Snails bred in lab help species crawl back from brink of extinction
September 25, 2017
Work to restore the endangered Chittenango ovate amber snail, found only in one location inside a Central New York state park, continued this month with the release of tagged adult snails raised in a laboratory at the College of Environmental Science and Forestry (ESF).
Called the “Chit” by those interested in its well being, the rare snail has been the subject of a conservation-focused collaboration with the U.S. Fish and Wildlife Service (USFWS), New York State Department of Environmental Conservation (NYSDEC), New York State Office of Parks, Recreation and Historic Preservation (Parks), Rosamond Gifford Zoo in Syracuse and Seneca Park Zoo in Rochester.
The snail survives exclusively alongside Chittenango Falls within Chittenango Falls State Park, about 22 miles southeast of Syracuse. Biologists have feared that a single catastrophic event could wipe out the entire population.
To address this threat, Cody Gilbertson, an ESF graduate and lead research technician in the laboratory of Dr. Rebecca Rundell, has established a captive breeding population in an ESF laboratory. She is working in ESF’s Center for Integrated Research and Teaching in Aquatic Science.
In 2015, 270 laboratory-raised hatchlings were released at the park. The difference this time is that the snails are adults and large enough to be tagged so researchers can follow their life in the field.
“The fact that they’re tagged is special,” said Rundell, “because when we conduct our surveys next summer we will hopefully be able to track them.” She is also hoping the snails will overwinter and then begin reproducing in the summer of 2018. The snails are marked with tiny numbered tags, small and light enough to be glued to a bee.
“This backup population can supplement their wild population and prevent extinction in case of a destructive event such as a storm or rockslide,” said Gilbertson.
Gilbertson likens raising the snails in the lab to the Head Start program that prepares children for kindergarten. “Like a child, if you bring them to a certain stage we hope they [the snails] are more likely to succeed,” said Gilbertson.

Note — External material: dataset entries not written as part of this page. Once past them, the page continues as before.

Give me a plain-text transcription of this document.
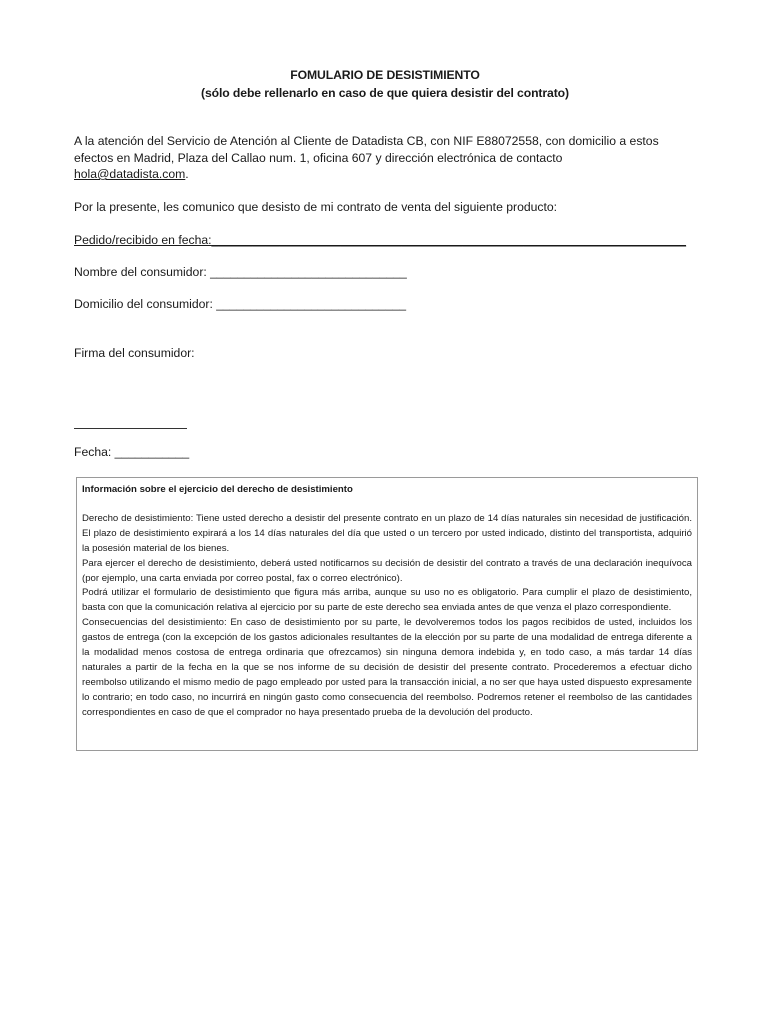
FOMULARIO DE DESISTIMIENTO
(sólo debe rellenarlo en caso de que quiera desistir del contrato)
A la atención del Servicio de Atención al Cliente de Datadista CB, con NIF E88072558, con domicilio a estos efectos en Madrid, Plaza del Callao num. 1, oficina 607 y dirección electrónica de contacto hola@datadista.com.
Por la presente, les comunico que desisto de mi contrato de venta del siguiente producto:
Pedido/recibido en fecha:______________________________________________________________________
Nombre del consumidor: _____________________________
Domicilio del consumidor: ____________________________
Firma del consumidor:
Fecha: ___________
Información sobre el ejercicio del derecho de desistimiento

Derecho de desistimiento: Tiene usted derecho a desistir del presente contrato en un plazo de 14 días naturales sin necesidad de justificación. El plazo de desistimiento expirará a los 14 días naturales del día que usted o un tercero por usted indicado, distinto del transportista, adquirió la posesión material de los bienes.

Para ejercer el derecho de desistimiento, deberá usted notificarnos su decisión de desistir del contrato a través de una declaración inequívoca (por ejemplo, una carta enviada por correo postal, fax o correo electrónico).

Podrá utilizar el formulario de desistimiento que figura más arriba, aunque su uso no es obligatorio. Para cumplir el plazo de desistimiento, basta con que la comunicación relativa al ejercicio por su parte de este derecho sea enviada antes de que venza el plazo correspondiente.

Consecuencias del desistimiento: En caso de desistimiento por su parte, le devolveremos todos los pagos recibidos de usted, incluidos los gastos de entrega (con la excepción de los gastos adicionales resultantes de la elección por su parte de una modalidad de entrega diferente a la modalidad menos costosa de entrega ordinaria que ofrezcamos) sin ninguna demora indebida y, en todo caso, a más tardar 14 días naturales a partir de la fecha en la que se nos informe de su decisión de desistir del presente contrato. Procederemos a efectuar dicho reembolso utilizando el mismo medio de pago empleado por usted para la transacción inicial, a no ser que haya usted dispuesto expresamente lo contrario; en todo caso, no incurrirá en ningún gasto como consecuencia del reembolso. Podremos retener el reembolso de las cantidades correspondientes en caso de que el comprador no haya presentado prueba de la devolución del producto.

She has spent four years researching snail husbandry from their diet to their reproductive cycles. “Their diet is incredibly important,” she said, since it affects their size, shell quality and reproductive health. She found the snails prefer decomposed leaves from oak, hickory, cherry and sugar maple trees (known to biologists as “leaf litter”), but the snails only like a certain degree of leaf decomposition and leaf thickness. The preferred leaves are collected in the late spring and stored in bins to be fed to the snails during the year. This work is labor-intensive and involves the help of many ESF undergraduate biology majors, volunteers from Syracuse and Rochester zoos, and other conservation partners.
When the terrariums are changed weekly, Gilbertson layers the leaves to create a “leaf lasagna” for the snails. “They like the thin, decomposed leaves the best because they’re easier to eat,” she said, “and they eat around the veins of the leaves.”
“Once we got that [the diet] figured out, we got high reproduction in the lab,” Gilbertson said.
The USFWS is pleased with the progress Gilberston and crew are making. “With the Chit found in just a single location in the wild, this work is critical,” said Robyn Niver, endangered species biologist. “We’re taking steps toward boosting the numbers of snails at Chittenango Falls, and growing the captive population. Thanks to an excellent partnership with ESF, DEC, Parks, and the zoos, the Chit is crawling its way back from the brink of extinction.”
NYSDEC is also excited about the work on the Chittenango ovate amber snail. “DEC’s habitat conservation efforts are a key component to protecting declining species and keeping them from becoming endangered,” said DEC Commissioner Basil Seggos. “The demonstration that these captive-raised snails can be successfully released at Chittenango Falls is the ultimate success for managing a species that is only known from a single location. The maintenance of captive-raised populations will help ensure this rare snail is part of New York’s fauna for generations to come.”
The goal for these efforts is to boost the population, which is of great interest for the conservation partners involved, as well as the local community. The species is named for its home and its opaque, egg-shaped, amber-colored shell.